The Rays had seen Harrison only once in 2011, a two-inning scoreless relief appearance (Zobrist, Casey Kotchman, Upton, Matt Joyce, John Jaso, Rodriguez) on August 31.  Now they’ve seen him again.  I suppose the fact that he allowed a run on a hit, a walk, and a wild pitch while getting two outs is better survived in a 9-0 loss than at the outset of a critical start, but I still thought it was a curious decision.

8.         C.J. Wilson in Game 2 against the Rays last year: 6.2-2-0-0-2-7.  Fanned Kelly Shoppach twice (and walked him once) in four trips.

03302 is the ZIP Code for Concord, New Hampshire, and also what the scoreboard read during Wilson’s five innings of work yesterday.  There’s a bad Bret and Jemaine joke in there somewhere, but I’m going to reward you by not resorting to one.

Sure hope that wasn’t Wilson’s final game as a Ranger.

9.         Speaking of ALDS Game 2 last year, James Shields went 4.1-4-4-4-0-2 in that one.

10.       And speaking of 2010 post-season memories to erase – or to use as motivation – Shields and Derek Holland both have them.  They’ve done lots of very good things in the intervening year, and both said things before yesterday’s games that would tend to make you think they’re a lot less concerned about last October than fans of their teams might be.
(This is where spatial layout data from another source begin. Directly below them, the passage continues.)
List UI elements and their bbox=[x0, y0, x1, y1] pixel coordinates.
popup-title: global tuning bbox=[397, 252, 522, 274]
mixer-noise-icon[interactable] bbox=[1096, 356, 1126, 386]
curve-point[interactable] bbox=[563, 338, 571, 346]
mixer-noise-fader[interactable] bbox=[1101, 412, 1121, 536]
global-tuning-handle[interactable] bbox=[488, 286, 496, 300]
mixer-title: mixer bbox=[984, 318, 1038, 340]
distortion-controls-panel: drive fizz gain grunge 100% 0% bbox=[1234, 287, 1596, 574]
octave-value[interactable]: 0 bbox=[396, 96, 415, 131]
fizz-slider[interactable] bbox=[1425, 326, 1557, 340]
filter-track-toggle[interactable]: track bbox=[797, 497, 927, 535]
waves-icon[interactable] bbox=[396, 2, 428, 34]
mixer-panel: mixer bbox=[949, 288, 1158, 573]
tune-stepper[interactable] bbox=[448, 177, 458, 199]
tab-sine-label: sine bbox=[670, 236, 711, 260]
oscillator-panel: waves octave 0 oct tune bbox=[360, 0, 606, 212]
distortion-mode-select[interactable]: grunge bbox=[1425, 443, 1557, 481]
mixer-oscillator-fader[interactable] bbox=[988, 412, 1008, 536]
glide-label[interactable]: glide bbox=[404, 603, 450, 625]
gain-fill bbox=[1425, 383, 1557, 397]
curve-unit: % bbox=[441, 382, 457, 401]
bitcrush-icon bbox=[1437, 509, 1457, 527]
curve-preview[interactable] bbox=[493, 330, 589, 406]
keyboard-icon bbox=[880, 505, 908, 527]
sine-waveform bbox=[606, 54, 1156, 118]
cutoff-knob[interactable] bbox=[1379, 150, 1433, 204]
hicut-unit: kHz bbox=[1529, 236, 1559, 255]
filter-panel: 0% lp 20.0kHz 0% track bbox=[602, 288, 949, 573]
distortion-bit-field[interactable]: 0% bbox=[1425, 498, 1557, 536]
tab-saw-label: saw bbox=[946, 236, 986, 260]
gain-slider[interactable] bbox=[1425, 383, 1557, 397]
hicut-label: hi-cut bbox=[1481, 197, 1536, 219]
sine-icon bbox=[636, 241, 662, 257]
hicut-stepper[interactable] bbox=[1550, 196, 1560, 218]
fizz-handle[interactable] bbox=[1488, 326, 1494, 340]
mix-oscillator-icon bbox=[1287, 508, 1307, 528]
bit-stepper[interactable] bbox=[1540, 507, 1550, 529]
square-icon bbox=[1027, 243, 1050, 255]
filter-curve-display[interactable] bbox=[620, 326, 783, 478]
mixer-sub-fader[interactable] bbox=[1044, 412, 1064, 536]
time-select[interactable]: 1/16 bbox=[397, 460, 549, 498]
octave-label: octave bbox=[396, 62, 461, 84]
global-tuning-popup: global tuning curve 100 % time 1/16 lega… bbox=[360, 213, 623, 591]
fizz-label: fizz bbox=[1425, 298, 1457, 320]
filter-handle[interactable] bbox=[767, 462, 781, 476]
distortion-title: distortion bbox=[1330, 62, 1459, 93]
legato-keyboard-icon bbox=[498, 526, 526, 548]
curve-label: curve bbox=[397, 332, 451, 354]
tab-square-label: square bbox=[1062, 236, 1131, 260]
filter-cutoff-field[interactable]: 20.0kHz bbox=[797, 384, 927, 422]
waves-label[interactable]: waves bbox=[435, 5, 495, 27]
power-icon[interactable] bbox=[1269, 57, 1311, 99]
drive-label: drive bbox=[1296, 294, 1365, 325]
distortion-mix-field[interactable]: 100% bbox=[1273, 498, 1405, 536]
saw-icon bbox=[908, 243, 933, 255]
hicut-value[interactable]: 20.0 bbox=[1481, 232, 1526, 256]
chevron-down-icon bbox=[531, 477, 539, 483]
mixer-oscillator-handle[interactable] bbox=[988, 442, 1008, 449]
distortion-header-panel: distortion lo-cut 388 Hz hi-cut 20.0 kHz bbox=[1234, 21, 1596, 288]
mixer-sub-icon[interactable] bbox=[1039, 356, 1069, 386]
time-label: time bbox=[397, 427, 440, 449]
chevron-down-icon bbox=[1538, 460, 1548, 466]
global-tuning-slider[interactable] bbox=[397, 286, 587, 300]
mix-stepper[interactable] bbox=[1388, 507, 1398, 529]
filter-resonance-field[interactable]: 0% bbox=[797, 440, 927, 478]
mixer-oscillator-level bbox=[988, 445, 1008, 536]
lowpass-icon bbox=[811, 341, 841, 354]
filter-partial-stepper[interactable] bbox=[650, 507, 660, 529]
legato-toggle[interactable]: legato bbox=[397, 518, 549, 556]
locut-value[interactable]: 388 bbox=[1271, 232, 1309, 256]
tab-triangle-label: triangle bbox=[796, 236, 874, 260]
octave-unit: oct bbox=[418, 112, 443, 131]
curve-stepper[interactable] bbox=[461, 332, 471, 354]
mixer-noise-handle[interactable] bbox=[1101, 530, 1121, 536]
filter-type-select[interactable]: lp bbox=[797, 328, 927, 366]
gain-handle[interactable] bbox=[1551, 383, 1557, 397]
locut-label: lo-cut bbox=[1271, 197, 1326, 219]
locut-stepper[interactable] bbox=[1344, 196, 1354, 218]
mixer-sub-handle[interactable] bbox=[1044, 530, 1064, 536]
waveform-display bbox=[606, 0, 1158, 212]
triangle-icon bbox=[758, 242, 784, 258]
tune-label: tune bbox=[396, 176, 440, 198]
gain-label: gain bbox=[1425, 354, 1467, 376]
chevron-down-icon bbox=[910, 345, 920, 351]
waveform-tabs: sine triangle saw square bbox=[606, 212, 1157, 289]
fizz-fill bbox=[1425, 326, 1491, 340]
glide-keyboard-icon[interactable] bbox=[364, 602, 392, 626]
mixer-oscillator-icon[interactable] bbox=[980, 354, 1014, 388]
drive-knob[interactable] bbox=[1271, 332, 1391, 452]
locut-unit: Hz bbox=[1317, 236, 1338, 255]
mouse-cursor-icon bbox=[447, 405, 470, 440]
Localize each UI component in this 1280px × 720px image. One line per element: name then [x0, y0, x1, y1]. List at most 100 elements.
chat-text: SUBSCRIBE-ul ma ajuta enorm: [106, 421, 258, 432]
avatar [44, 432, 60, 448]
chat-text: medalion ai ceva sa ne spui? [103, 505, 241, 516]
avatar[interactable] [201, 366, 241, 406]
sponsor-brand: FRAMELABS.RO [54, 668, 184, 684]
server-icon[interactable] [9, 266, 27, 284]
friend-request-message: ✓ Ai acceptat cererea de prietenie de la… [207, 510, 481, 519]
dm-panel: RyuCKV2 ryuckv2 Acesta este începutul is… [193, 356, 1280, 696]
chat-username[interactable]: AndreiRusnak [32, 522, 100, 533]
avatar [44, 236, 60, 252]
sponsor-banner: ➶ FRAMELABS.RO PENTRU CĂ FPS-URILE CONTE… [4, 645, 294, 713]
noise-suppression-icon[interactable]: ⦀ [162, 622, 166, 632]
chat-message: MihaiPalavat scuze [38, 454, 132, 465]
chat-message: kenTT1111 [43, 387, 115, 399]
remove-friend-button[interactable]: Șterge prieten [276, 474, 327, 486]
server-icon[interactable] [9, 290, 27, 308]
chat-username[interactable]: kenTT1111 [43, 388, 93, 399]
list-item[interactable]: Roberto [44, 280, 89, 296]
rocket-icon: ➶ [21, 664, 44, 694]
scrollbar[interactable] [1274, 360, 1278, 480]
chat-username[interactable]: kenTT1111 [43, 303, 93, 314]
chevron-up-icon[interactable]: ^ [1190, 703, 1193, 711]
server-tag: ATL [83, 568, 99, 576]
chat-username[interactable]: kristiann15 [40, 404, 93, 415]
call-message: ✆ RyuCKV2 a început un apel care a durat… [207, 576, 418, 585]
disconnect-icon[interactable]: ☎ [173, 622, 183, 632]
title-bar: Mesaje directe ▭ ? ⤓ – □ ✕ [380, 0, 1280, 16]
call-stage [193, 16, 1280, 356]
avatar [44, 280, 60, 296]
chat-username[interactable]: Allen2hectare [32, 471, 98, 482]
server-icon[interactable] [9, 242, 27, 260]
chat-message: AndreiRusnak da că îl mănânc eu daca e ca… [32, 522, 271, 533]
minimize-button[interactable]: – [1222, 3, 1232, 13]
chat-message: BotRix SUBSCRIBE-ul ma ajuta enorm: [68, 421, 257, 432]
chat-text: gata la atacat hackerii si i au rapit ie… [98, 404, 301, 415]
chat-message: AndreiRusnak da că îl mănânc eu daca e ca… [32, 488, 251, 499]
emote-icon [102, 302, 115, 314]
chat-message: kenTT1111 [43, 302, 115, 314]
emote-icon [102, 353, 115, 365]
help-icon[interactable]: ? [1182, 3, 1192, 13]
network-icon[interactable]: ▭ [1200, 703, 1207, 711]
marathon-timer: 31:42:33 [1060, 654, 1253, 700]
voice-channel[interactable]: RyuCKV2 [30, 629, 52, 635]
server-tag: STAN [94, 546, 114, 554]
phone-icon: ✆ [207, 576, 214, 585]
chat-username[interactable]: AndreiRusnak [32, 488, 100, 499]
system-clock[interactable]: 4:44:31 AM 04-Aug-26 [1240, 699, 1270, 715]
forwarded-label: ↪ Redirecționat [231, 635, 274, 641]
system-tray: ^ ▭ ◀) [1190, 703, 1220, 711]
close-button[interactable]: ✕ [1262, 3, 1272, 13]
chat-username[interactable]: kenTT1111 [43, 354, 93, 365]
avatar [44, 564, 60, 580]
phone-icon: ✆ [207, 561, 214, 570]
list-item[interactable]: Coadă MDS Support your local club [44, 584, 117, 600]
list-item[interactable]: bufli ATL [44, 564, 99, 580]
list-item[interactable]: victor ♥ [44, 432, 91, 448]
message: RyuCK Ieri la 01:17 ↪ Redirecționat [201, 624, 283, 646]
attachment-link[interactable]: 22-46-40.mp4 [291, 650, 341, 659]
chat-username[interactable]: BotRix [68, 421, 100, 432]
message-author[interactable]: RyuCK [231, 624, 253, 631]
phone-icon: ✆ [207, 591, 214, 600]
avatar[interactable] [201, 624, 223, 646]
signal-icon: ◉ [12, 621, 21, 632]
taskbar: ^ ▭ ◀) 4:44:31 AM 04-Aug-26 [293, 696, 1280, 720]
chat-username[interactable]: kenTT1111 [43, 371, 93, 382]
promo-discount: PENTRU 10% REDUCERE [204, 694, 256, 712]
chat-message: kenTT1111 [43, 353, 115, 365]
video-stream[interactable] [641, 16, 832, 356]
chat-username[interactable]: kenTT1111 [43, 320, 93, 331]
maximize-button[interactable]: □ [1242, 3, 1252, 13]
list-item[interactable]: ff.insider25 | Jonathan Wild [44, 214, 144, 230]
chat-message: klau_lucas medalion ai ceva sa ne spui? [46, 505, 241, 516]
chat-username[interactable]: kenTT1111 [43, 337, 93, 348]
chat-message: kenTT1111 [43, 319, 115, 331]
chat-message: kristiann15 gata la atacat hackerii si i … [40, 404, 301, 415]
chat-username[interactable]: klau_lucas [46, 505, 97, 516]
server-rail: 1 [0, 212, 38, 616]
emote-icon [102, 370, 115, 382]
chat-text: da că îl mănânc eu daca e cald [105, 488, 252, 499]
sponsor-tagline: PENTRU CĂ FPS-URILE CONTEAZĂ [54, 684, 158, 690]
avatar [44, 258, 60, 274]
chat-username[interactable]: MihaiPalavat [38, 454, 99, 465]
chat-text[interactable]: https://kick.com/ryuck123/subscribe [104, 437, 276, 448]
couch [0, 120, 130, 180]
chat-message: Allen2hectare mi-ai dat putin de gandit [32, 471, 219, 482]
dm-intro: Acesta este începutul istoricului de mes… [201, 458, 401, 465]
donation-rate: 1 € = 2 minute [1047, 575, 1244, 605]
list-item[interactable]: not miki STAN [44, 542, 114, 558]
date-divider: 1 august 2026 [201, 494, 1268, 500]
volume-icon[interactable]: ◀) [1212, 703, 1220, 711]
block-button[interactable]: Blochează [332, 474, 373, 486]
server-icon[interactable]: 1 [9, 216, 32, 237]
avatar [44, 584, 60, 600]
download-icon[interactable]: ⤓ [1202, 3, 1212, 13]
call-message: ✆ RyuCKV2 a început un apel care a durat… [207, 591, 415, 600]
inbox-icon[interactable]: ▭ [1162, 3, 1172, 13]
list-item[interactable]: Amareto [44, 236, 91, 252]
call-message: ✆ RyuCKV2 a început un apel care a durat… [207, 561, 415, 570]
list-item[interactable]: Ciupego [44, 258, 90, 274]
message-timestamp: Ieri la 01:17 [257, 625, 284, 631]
My 11-year-old daughter asked me this morning who was pitching for Texas tonight.  I told her.  “Oh good!” Erica said.  I asked why she said that, figuring on one of two or three answers that might have involved a Dutchstache or his goofy interviews.

She said: “Because he’s the one we score all those runs for all the time!”  (She might have said “points.”)

And she’s right.  She’s right about the run support Holland gets (a staggering Major League-leading 9.23 runs in 2011).

But she’s also right about looking forward and not moping about what’s over and done.  The Rangers team is good about that.  I try to be.  I’m not always very good about it.

But Erica’s got me thinking straight again.  Holland has been pitching well, this team tends to score when he’s pitching for whatever reason, and Moore proved yesterday that there’s more to this than track record.

Holland has come up big many times.  His next opportunity is in seven hours.

11.       As Bob Sturm likes to remind us:  A slam dunk still counts as only two points.